Saturday, July 23, 2011

Although Good Country Men Shall Enter First, They Are Hard to Find When They Are Displaced in the Rising Convergence of the River of Symbolism


Now that you have immersed yourself in some wonderfully powerful texts from Flannery O'Connor, I invite you to leave comments here so you can have further debates about her work with your fellow APES. Accessing this site may give you some secret insights or it may just be a little fun. The Misfit may say "there is no pleasure in it," but that's why he's a Misfit.

Here's one of her quotes to get us started:
"The writer operates at a peculiar crossroads where time and place and eternity somehow meet. His problem is to find that location."

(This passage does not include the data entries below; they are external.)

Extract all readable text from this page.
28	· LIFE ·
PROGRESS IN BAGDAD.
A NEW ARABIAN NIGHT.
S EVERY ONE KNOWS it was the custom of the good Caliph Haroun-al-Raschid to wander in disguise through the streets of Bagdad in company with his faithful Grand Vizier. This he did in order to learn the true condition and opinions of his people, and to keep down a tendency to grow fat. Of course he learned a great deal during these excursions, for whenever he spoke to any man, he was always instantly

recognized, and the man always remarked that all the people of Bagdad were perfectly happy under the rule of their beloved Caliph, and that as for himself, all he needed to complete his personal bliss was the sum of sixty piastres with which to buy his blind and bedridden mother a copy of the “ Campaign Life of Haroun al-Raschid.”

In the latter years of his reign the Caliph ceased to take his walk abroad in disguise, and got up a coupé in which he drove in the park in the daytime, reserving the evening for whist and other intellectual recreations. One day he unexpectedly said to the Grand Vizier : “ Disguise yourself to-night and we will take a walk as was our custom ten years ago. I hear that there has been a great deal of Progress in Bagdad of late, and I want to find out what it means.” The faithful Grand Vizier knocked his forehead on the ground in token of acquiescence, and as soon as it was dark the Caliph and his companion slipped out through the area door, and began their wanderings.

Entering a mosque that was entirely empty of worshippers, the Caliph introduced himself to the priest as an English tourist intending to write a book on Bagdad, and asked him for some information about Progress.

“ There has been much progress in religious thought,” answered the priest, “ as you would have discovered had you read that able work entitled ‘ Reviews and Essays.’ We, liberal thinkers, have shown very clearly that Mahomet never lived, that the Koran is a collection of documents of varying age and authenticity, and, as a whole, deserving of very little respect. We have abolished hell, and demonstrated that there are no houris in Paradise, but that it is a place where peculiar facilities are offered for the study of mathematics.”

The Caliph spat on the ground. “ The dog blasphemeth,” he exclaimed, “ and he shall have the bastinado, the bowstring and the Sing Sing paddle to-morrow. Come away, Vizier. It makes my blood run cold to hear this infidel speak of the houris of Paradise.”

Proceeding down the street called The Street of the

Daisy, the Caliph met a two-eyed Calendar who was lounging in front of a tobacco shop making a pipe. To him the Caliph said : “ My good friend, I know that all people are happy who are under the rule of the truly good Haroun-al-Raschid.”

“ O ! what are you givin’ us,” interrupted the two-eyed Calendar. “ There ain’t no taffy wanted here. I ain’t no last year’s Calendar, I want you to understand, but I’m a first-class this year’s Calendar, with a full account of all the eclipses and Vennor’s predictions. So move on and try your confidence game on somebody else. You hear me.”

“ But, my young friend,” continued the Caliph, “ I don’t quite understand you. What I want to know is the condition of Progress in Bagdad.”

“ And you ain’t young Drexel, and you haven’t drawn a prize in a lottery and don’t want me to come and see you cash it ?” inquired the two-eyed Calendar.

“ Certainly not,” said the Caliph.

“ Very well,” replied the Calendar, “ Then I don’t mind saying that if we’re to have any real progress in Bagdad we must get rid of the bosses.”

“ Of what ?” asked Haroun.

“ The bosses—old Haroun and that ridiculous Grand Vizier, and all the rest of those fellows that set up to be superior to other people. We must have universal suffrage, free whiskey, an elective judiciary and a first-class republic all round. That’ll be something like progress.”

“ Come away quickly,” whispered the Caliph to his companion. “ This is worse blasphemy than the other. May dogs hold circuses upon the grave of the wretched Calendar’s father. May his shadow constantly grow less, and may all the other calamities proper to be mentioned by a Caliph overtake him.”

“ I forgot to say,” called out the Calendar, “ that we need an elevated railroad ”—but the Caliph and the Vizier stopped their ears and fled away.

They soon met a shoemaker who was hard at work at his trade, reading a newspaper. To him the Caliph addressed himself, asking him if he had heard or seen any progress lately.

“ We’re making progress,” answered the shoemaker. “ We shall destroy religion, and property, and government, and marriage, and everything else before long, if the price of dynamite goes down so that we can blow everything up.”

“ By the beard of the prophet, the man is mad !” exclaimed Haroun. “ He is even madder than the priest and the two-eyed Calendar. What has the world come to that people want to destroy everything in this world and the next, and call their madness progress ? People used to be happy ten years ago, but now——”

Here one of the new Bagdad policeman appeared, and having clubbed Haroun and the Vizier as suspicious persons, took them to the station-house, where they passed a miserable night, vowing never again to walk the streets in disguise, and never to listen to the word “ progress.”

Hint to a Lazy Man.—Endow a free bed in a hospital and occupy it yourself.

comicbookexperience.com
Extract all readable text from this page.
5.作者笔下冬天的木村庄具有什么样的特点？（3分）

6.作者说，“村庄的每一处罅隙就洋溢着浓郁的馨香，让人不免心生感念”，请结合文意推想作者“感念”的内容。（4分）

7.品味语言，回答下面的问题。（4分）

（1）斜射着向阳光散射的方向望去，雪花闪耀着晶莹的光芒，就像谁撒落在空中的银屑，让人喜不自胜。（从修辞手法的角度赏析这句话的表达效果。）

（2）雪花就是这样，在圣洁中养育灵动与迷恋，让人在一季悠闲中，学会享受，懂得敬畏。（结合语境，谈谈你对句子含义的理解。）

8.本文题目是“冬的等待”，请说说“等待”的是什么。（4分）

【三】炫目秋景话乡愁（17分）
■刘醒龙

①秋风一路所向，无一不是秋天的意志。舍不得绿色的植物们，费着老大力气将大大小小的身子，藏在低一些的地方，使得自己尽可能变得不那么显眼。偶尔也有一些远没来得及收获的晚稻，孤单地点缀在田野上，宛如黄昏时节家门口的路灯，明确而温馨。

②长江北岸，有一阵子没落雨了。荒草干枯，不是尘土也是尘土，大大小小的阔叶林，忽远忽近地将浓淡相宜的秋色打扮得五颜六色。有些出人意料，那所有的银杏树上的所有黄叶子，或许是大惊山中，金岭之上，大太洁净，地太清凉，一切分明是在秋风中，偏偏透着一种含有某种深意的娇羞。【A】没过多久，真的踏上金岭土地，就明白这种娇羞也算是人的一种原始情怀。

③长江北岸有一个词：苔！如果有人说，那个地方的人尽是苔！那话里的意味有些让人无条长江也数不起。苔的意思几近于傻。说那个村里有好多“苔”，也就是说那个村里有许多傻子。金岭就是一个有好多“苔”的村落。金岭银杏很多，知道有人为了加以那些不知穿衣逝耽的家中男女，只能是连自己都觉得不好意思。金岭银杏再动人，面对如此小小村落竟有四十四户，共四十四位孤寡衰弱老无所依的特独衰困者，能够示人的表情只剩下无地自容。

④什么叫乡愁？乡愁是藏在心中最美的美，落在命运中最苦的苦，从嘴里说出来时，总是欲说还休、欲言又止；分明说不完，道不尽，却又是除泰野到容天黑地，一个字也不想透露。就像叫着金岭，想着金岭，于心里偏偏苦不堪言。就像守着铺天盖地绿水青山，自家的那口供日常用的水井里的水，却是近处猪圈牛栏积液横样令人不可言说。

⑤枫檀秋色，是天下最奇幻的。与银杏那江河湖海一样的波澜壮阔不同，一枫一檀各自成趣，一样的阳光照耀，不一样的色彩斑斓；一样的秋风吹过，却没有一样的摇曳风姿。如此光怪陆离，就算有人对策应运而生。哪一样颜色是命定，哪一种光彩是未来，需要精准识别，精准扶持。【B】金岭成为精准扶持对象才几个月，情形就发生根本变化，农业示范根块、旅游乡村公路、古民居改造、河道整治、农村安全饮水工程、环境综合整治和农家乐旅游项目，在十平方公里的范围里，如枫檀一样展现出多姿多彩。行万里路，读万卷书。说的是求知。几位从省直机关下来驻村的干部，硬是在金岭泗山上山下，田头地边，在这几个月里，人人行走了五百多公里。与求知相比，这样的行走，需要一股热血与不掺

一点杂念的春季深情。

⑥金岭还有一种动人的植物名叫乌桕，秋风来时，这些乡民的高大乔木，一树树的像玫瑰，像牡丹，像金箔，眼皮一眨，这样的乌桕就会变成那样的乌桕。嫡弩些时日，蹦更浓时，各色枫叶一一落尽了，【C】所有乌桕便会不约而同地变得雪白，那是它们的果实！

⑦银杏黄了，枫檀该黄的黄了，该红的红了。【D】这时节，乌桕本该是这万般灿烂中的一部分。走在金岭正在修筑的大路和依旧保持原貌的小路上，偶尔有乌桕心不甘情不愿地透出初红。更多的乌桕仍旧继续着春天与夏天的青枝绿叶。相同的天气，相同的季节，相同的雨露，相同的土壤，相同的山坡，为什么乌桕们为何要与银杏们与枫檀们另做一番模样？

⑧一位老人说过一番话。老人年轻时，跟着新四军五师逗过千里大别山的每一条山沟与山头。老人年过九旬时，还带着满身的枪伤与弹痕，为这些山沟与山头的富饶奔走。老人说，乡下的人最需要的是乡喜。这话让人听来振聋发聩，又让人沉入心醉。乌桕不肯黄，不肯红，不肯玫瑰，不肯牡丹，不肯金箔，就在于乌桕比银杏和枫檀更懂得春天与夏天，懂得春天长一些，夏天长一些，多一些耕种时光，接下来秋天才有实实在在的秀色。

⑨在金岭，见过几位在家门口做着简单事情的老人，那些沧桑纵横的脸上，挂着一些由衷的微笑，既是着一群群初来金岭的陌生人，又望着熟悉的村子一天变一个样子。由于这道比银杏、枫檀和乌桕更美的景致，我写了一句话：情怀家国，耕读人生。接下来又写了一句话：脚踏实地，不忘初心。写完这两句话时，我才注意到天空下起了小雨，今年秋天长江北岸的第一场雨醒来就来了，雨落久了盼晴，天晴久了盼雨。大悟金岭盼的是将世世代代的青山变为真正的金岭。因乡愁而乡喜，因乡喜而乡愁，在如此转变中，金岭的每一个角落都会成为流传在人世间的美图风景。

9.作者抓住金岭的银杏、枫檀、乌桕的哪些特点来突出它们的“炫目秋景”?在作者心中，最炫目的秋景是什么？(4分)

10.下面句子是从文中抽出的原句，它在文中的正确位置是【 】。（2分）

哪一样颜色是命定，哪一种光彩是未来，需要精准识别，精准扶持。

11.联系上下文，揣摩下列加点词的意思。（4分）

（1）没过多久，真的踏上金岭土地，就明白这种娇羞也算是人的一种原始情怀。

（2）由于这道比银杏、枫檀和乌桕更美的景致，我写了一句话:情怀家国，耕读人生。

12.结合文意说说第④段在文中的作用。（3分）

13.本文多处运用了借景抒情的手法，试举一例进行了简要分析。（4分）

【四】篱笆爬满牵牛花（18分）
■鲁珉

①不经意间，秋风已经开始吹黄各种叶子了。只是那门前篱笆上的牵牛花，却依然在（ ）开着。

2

Has Flannery, in the stories you read, found that location? Have you?

1 comment:

Bryan Munson said...

Flannery O'Connor was the first writer I ever encountered who tackled the complex issues of faith with some thought. She despises shallow thinking, and most often it is her smartest characters who are the least equipped to truly reason out their own eternal significance. The freaky nature of her stories appealed to me when I was a student. I wanted to believe that no church would ever allow her work to be taught or referenced, but I realized as I grew older that that was just as arrogant an attitude as her self-righteous characters. Churches should embrace her unflinching attitude and teach their worshipers to have a real faith that makes a difference. I even read about a church that used Flannery O'Connor short stories as a study in their Sunday school classes. Sounds like a church I would have liked. In her novel "Wise Blood," the main character Hazel Motes creates the "Church Without Christ," a rather nihilistic invention, but when you think about it, that is the church so much of the world "attends." A world without Christ may well be the world of Flannery O'Connor. And if that doesn't scare you, you aren't reading deep enough. O'Connor will sucker punch you every time if aren't paying attention. As Christ himself often said when he taught in parables, "He that has ears to hear, let him hear" (Matt. 11:15).